This is a good piece:
https://www.theatlantic.com/ideas/ar...bernie/606688/
"Democratic insiders tend to be institutionalists. They are more likely than ordinary voters to care about the fact that Sanders hasn’t always been a registered Democrat, that he often criticizes party officials, and that he didn’t do more to help Clinton in 2016. Masket told me that many of the party bigwigs he interviewed resented Sanders for “being a spoiler for 2016” by supposedly undermining Clinton, and for “sticking his finger in the eye of the Democratic establishment.”
The other reason Democratic insiders disproportionately oppose Sanders is that party elites and the journalists with whom they interact tend to distrust radicals of any stripe. “A quarter-century covering national politics has convinced me that the more pervasive force shaping coverage of Washington and elections is what might be thought of as centrist bias, flowing from reporters and sources alike,” the former Politico editor John Harris recently observed."
Democrats seem to developing a wing of the party that is markedly conservative about institutional preservation. They decry anything they see as violating norms. Granted, in regard to Trump, they have good reason - he may be violating norms in a way that emboldens future presidents to act like autocrats.
But there's also a reverence for institutions, and it's built on some stale thinking that'd fit right at home in
National Review. Old school conservatism sought to "stand athwart" change, to keep things as they were, with only the smallest of incremental change from year to year.
When Democrats go nuts over Trump fooling around with the Justice Department, or thumbing his nose at Congressional oversight, they're doing something similar. They're asserting that the institutions are doing things the right way, and any challenge to that is invalid and dangerous. But at the same time, they'll acknowledge that our justice system is deeply fucked up and desperately in need of an overhaul. And everyone admits the current gridlock in government has rendered it dysfunctional.

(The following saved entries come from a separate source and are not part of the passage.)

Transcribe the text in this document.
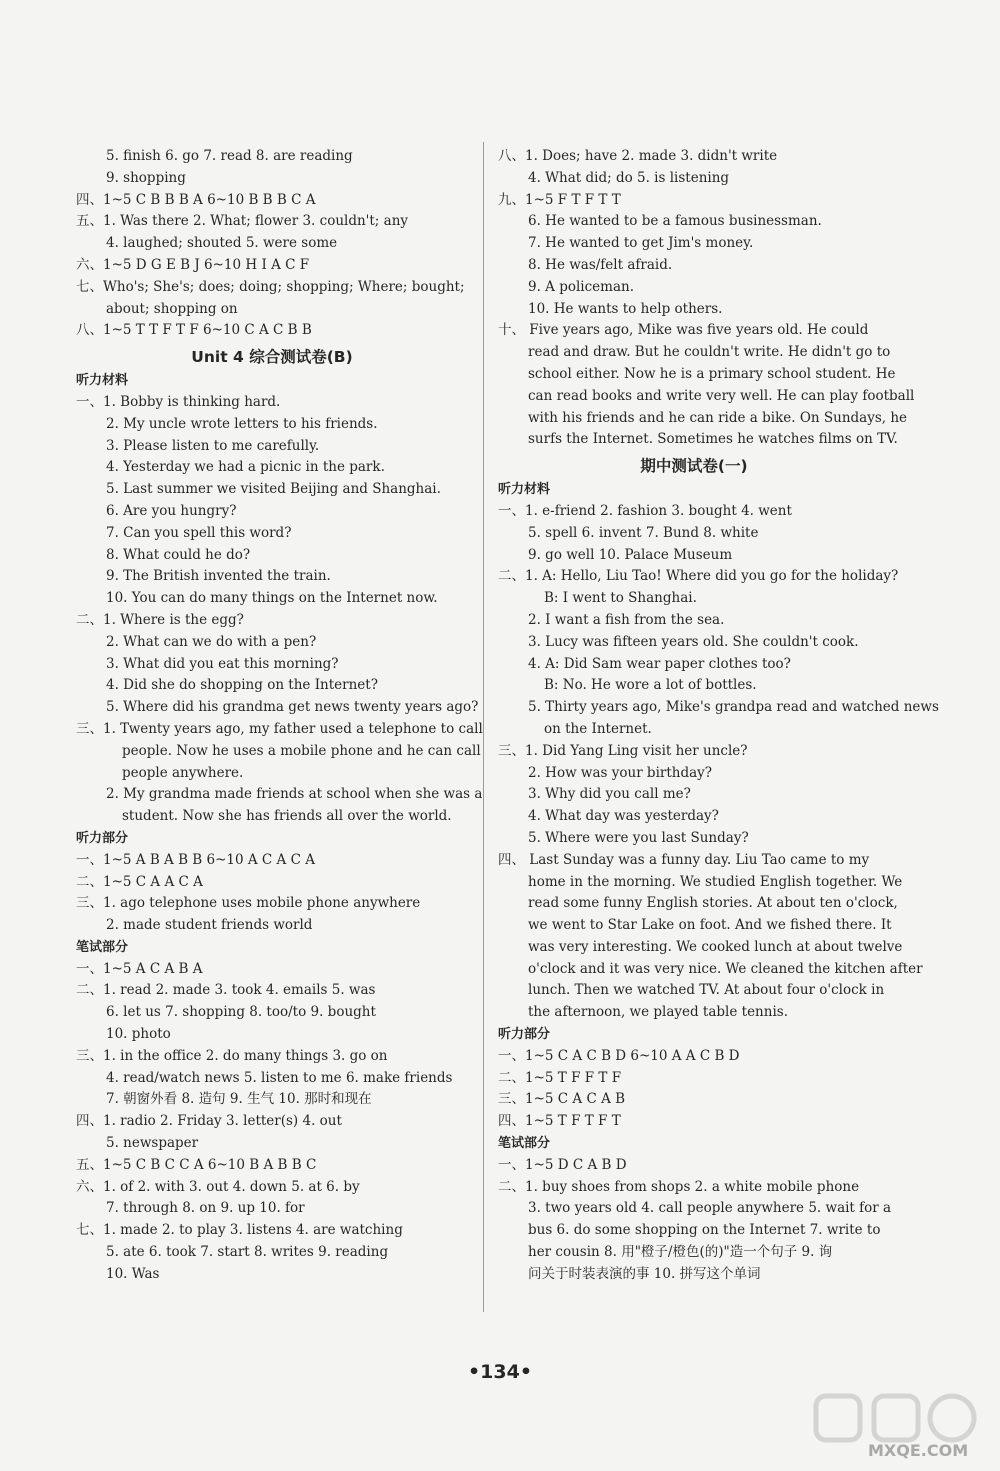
5. finish 6. go 7. read 8. are reading
9. shopping
四、1~5 C B B B A 6~10 B B B C A
五、1. Was there 2. What; flower 3. couldn't; any
4. laughed; shouted 5. were some
六、1~5 D G E B J 6~10 H I A C F
七、Who's; She's; does; doing; shopping; Where; bought;
about; shopping on
八、1~5 T T F T F 6~10 C A C B B
Unit 4 综合测试卷(B)
听力材料
一、1. Bobby is thinking hard.
2. My uncle wrote letters to his friends.
3. Please listen to me carefully.
4. Yesterday we had a picnic in the park.
5. Last summer we visited Beijing and Shanghai.
6. Are you hungry?
7. Can you spell this word?
8. What could he do?
9. The British invented the train.
10. You can do many things on the Internet now.
二、1. Where is the egg?
2. What can we do with a pen?
3. What did you eat this morning?
4. Did she do shopping on the Internet?
5. Where did his grandma get news twenty years ago?
三、1. Twenty years ago, my father used a telephone to call
people. Now he uses a mobile phone and he can call
people anywhere.
2. My grandma made friends at school when she was a
student. Now she has friends all over the world.
听力部分
一、1~5 A B A B B 6~10 A C A C A
二、1~5 C A A C A
三、1. ago telephone uses mobile phone anywhere
2. made student friends world
笔试部分
一、1~5 A C A B A
二、1. read 2. made 3. took 4. emails 5. was
6. let us 7. shopping 8. too/to 9. bought
10. photo
三、1. in the office 2. do many things 3. go on
4. read/watch news 5. listen to me 6. make friends
7. 朝窗外看 8. 造句 9. 生气 10. 那时和现在
四、1. radio 2. Friday 3. letter(s) 4. out
5. newspaper
五、1~5 C B C C A 6~10 B A B B C
六、1. of 2. with 3. out 4. down 5. at 6. by
7. through 8. on 9. up 10. for
七、1. made 2. to play 3. listens 4. are watching
5. ate 6. took 7. start 8. writes 9. reading
10. Was
八、1. Does; have 2. made 3. didn't write
4. What did; do 5. is listening
九、1~5 F T F T T
6. He wanted to be a famous businessman.
7. He wanted to get Jim's money.
8. He was/felt afraid.
9. A policeman.
10. He wants to help others.
十、 Five years ago, Mike was five years old. He could
read and draw. But he couldn't write. He didn't go to
school either. Now he is a primary school student. He
can read books and write very well. He can play football
with his friends and he can ride a bike. On Sundays, he
surfs the Internet. Sometimes he watches films on TV.
期中测试卷(一)
听力材料
一、1. e-friend 2. fashion 3. bought 4. went
5. spell 6. invent 7. Bund 8. white
9. go well 10. Palace Museum
二、1. A: Hello, Liu Tao! Where did you go for the holiday?
B: I went to Shanghai.
2. I want a fish from the sea.
3. Lucy was fifteen years old. She couldn't cook.
4. A: Did Sam wear paper clothes too?
B: No. He wore a lot of bottles.
5. Thirty years ago, Mike's grandpa read and watched news
on the Internet.
三、1. Did Yang Ling visit her uncle?
2. How was your birthday?
3. Why did you call me?
4. What day was yesterday?
5. Where were you last Sunday?
四、 Last Sunday was a funny day. Liu Tao came to my
home in the morning. We studied English together. We
read some funny English stories. At about ten o'clock,
we went to Star Lake on foot. And we fished there. It
was very interesting. We cooked lunch at about twelve
o'clock and it was very nice. We cleaned the kitchen after
lunch. Then we watched TV. At about four o'clock in
the afternoon, we played table tennis.
听力部分
一、1~5 C A C B D 6~10 A A C B D
二、1~5 T F F T F
三、1~5 C A C A B
四、1~5 T F T F T
笔试部分
一、1~5 D C A B D
二、1. buy shoes from shops 2. a white mobile phone
3. two years old 4. call people anywhere 5. wait for a
bus 6. do some shopping on the Internet 7. write to
her cousin 8. 用"橙子/橙色(的)"造一个句子 9. 询
问关于时装表演的事 10. 拼写这个单词
•134•
MXQE.COM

These things don't change unless some radical shakeup occurs. Trump seems to be providing that shakeup. Instead of taking the conservative position that our justice system is properly running and should be protected, might the better response to Trump's efforts to delegitimize it be, "Yes, our justice system needs to be totally rebooted, but not the way Trump would reboot it... Here are ways we can strip it down to the studs and start all over, and it begins with less incarceration and less prosecutions of non-violent crime." Instead of sanctifying Congress, a group of people half comprised of craven political idiots, and crying that it's a victim of Executive bullying, might the better response be, "Enough with the endless politics. Congress, act like fucking adults. No more Benghazis, no more silly votes to repeal ACA, and no more purely political hearings where you waste time grandstanding. Shut up and work with the other two branches to get something done."
I think Trump might be a lost opportunity. He's taking a wrecking ball to things that need some significant repair. Instead of protecting these fucked up institutions, we should all agree they need to ripped apart and rebuilt. Just in a different way than he wants to rebuild them.
Let him disrupt and then swoop in and do the rebuilding. Lord knows he won't do it. It's hard work, and it requires discipline and foresight. And he can't build anything.